Trovio Group, one of Australia’s leading asset managers, just told crypto winter to get lost by launching a new US$35 million crypto fund, dubbed the Trovio DeFi Fund.
Essentially, the fund will leverage the wild world of Decentralised Finance (DeFi) to give wholesale investors — those with more than $500k to their name — access to yield-generating crypto protocols.
The Fund is powered in partnership with global wealth platform Yield App, a crypto earning platform with more than 90,000 users and US$200 million under management.
To get a better idea of where the new fund is headed, The Chainsaw sat down with Tim Frost, the founder and CEO of Yield App and Lucas Kiely, the company’s Chief Investment Officer.
Kiely said that the new DeFi fund has a strong focus on capital preservation and uses a series of advanced analysis tools to protect the portfolio from market volatility.
“It’s hard to do due diligence on people in DeFi.
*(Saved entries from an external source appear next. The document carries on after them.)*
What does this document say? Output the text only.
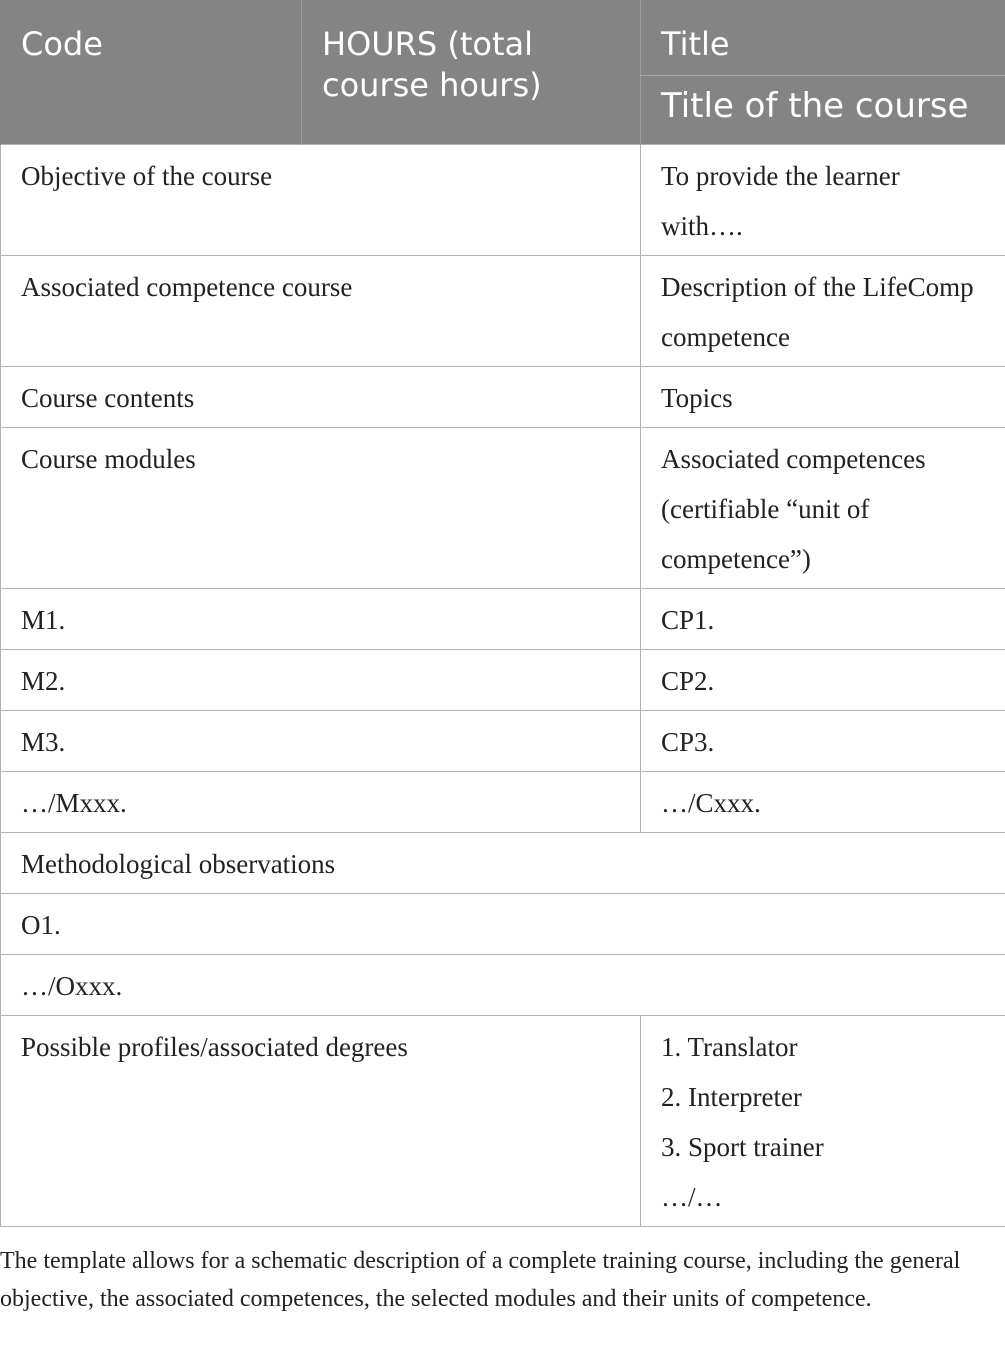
Code	HOURS (total course hours)	Title
		Title of the course
Objective of the course		To provide the learner with….
Associated competence course		Description of the LifeComp competence
Course contents		Topics
Course modules		Associated competences (certifiable “unit of competence”)
M1.		CP1.
M2.		CP2.
M3.		CP3.
…/Mxxx.		…/Cxxx.
Methodological observations		
O1.		
…/Oxxx.		
Possible profiles/associated degrees		1. Translator
2. Interpreter
3. Sport trainer
…/…
The template allows for a schematic description of a complete training course, including the general objective, the associated competences, the selected modules and their units of competence.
There’s no third party to run background checks, so we have to run all prospective DeFi protocols through a rigorous vetting process.”
To this point, Lucas said that Yield App’s analysis tools use a 135-point risk process that focuses on four key areas of security assessment: smart contracts, platforms, counterparties and financial and credit risk.
The risk analysis system then spits out an alphabet rating, ranked A to Z, alongside a measurement that notifies the team of the total amount of liquidity in the lending pools. All of this works to inform the fund of whether or not to proceed with an investment.
“We set extremely high security standards that have to be met before we deploy capital,” Julan added.
Frost weighed in saying that the new Trovio DeFi fund would be generating much of its yield from DeFi protocols that have already proven capable of “standing the test of time”. Frost added that they have a specific focus on long-standing, secure lending protocols like Aave (AAVE), Compound (COMP) and Curve (CRV) which all generate varying amounts of yield.
For example, the now-defunct Anchor (ANC) protocol that promised to deliver 20% returns on Terra Money’s UST stablecoin was flagged by the team’s risk analysis system in November of last year.
“We never touched Anchor because it failed almost all of our processes,” he said.
Ultimately, Lucas says that the fund approaches investment in DeFi in a way that “doesn’t force us to do silly things with other people’s money”.
Trovio Group formed late last year when Sydney based digital asset manager TCM merged with tech development company Trovio, creating a new organisation with a valuation of AU$200 million.
The risks of DeFi
While the unregulated nature of DeFi can deliver some impressive yields to traders with an appetite for some risk, as well as providing unique opportunities to everyday people for lending and borrowing — there’s no hiding the fact that the industry is teeming with actors that are simply there to make a quick buck. The recent Mango Markets exploit is a poignant example of this.
In the second week of October a hacker named Avraham Eisenberg managed to drain the Solana-based DeFi platform Mango Markets for an eye-watering US$114 million. He then gamed the governance system to return little more than half of the stolen funds while keeping US$47 million for himself.
This is why real, thoughtful risk management in DeFi is essential to the future of the industry. By vetting protocols properly, firms are increasingly able to gain exposure to consistent, long-term returns.
Another leading project with some impressive security credentials in the DeFi space is Australian project Block Earner. While the Trovio DeFi fund is aimed more broadly at wholesale investors, Block Earner aims to bring DeFi yields to Aussie retail investors by letting them earn yield on Australian Dollar (AUD) deposits.
At the time of writing Block Earner offers a 7% yield product to everyday investors who deposit AUD onto the platform, which sort of beats the average 2.5% interest rate on a traditional savings account by a long shot.